L’œil de l’éléphant

Seraiocco, Nadia, 2009, L'oeil de l'éléphant, dans la Revue Virages, #50. Toronto : Éd. de L'Interligne.

Parce que la foule cherchait à s’approcher pour voir les éléphants, j’ai fait de même. J’ai poussé un peu ici, poussé un peu plus là. Puis, je suis arrivée tout près d’un manège où tournaient en rond deux éléphants. Chacun avait une nacelle accrochée au dos pour promener quelques enfants tout à la fois émerveillés et effrayés. De près, la bête était énorme et je pouvais examiner le paysage de sa peau sillonnée par des rides profondes comme des canyons. En levant un peu les yeux, c’est l’œil de l’éléphant que j’ai rencontré. L’œil de son profil gauche, qui regardait vers la foule. Cet œil était immense, avec un iris doré de la taille d’une petite assiette et des cils drus et longs comme les poils d’un balai. En plongeant mon regard dans cet œil mordoré, j’ai eu un vertige : il me regardait lui aussi, d’un regard placide et sérieux. Moi, badaude qui s’était approchée hardiment de lui pour voir de plus près le mastodonte au travail. J’ai eu un peu honte. Son œil triste et calme me considérait paisiblement et pendant un instant j’ai cru y lire quelque chose comme de la résignation. Il aurait peut-être été plus plausible d’y voir le sentiment d’un être qui, pouvant nous réduire tous en bouillie, avait choisi plutôt de marcher prudemment pour ne pas apeurer les petits angelots qu’on lui avait foutus sur le dos. J’ai reculé d’un pas, presque chancelé, puis j’ai quitté cet étrange manège.

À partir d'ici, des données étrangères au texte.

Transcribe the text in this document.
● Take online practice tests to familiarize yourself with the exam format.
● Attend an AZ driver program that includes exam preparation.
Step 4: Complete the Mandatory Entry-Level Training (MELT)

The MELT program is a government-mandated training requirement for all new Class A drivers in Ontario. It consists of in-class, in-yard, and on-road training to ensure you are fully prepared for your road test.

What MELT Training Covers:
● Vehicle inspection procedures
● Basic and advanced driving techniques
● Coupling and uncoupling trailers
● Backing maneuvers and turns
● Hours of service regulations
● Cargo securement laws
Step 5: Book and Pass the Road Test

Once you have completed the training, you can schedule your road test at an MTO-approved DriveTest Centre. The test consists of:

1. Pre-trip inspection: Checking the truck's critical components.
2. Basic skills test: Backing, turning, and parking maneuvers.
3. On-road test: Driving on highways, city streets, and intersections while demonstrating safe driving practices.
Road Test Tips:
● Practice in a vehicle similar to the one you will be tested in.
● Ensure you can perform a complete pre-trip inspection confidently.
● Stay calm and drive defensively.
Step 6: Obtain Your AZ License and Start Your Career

Ce soir-là, quand je suis revenue à la maison, j’étais seule. Plutôt, mon amoureux était je ne sais où et je n’en étais plus au point ou cela m’inquiétait. Il rentrait quand bon lui semblait, empestant l’alcool, les yeux rougis par la fatigue et peut-être la marijuana et je ne disais jamais rien. J’ai donc fait mon travail. J’ai rédigé un texte pour décrire ma visite à la foire commerciale de la ville – en omettant la compromettante rencontre avec l’éléphant – et je suis allée me coucher. J’ai laissé une petite lampe de chevet allumée, au cas où il reviendrait, pour ne pas être surprise par la lumière et peut-être pour qu’il sache que j’étais toujours là, endormie dans nos draps.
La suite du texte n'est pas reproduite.